Hepatic Differentiation of Human Embryonic Stem Cells as Microscaled Multilayered Colonies Leading to Enhanced Homogeneity and Maturation

• Published in: Small (Weinheim an der Bergstrasse, Germany) Vol. 10; no. 21; pp. 4311 - 4323
• Main Authors: Yao, Rui, Wang, Jingyu, Li, Xiaokang, Jung Jung, Da, Qi, Hao, Kee, Keh Kooi, Du, Yanan
• Format: Journal Article
• Language: English
• Published: Germany Blackwell Publishing Ltd 12.11.2014; Wiley Subscription Services, Inc
• Subjects: 3D micropatterned platforms; Animals; Arrays; Cell Culture Techniques - methods; Cell Differentiation; Cell Proliferation; Cell Survival; Cells, Cultured; Cellular; Colonies; Differentiation; Feeder Cells - cytology; Format; hepatic differentiation; Hepatocytes - cytology; Hepatocytes - physiology; Human; human embryonic stem cells; Human Embryonic Stem Cells - cytology; Human Embryonic Stem Cells - physiology; Humans; Liver - cytology; Liver - physiology; Medical research; Mice; multilayered colonies; Nanotechnology; NIH 3T3 Cells; Stem cells; Three dimensional; Tissue Scaffolds; 3D micropatterned platforms; multilayered colonies; hepatic differentiation; human embryonic stem cells
• ISSN: 1613-6810; 1613-6829
• DOI: 10.1002/smll.201401040

Directed differentiation of human embryonic stem cells (hESCs) towards hepatocyte‐like cells on planar tissue culture plates has been extensively investigated with great promise to provide alternative cell sources for drug metabolism/toxicity testing. Recently, hepatic differentiation of hESCs in 3D configuration with better mimicry of embryonic liver development represents incremental efforts to improve the differentiation efficiency and cellular maturation. However, most of the present 3D differentiation configurations involved interruptive operations during the multi‐staged differentiation process, which might impose unwanted influence on cellular differentiation.
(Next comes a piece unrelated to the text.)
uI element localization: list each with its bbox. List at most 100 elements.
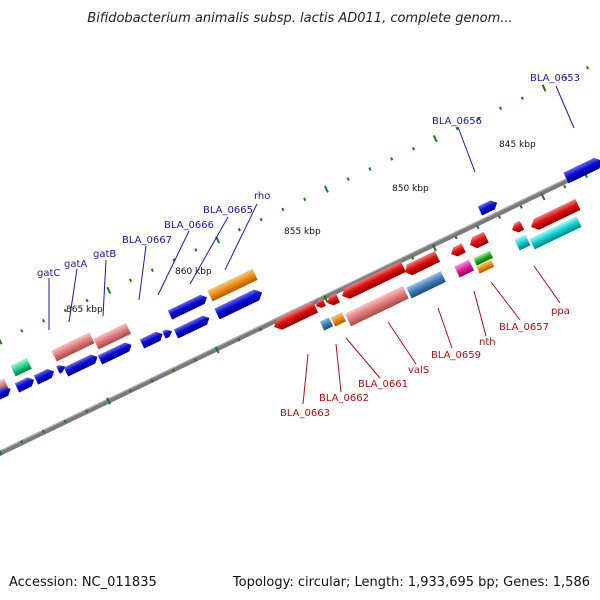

Most of the current researches resulted in generation of hepatocytes with high expression of AFP, which is minimally expressed in primary hepatocytes. Here, off‐the‐shelf micro‐stencil arrays are developed to generate adherent multilayered colonies composed of hESCs‐derived cells. Uninterrupted cellular differentiation and proliferation is achieved to recapitulate the continuous and multi‐stage liver development. Compared with conventional 2D format, the micro‐scaled multilayered colonies with uniform and defined sizes constrained within the microwells are composed of more homogenous and mature hepatocyte‐like cells with significantly lowered AFP expression and elevated hepatic functions. The multilayered colonies as novel 3D configuration for hepatic differentiation of hESCs represent a significant step toward efficient generation of functional hepatocytes for regenerative medicine and drug discovery. 3D hepatic differentiation of pluripotent human embryonic stem cells in multilayered microtissue format is achieved within a versatile and off‐the‐shelf micro‐stencil array. Compared with 2D format, cells in the micro‐scaled platform show more homogenous morphology, maturer hepatic induction, and enhanced hepatic functions, indicating a versatile methodology for the derivation of human hepatocytes with mature phenotype and a potential cell source for hepatocyte‐based applications.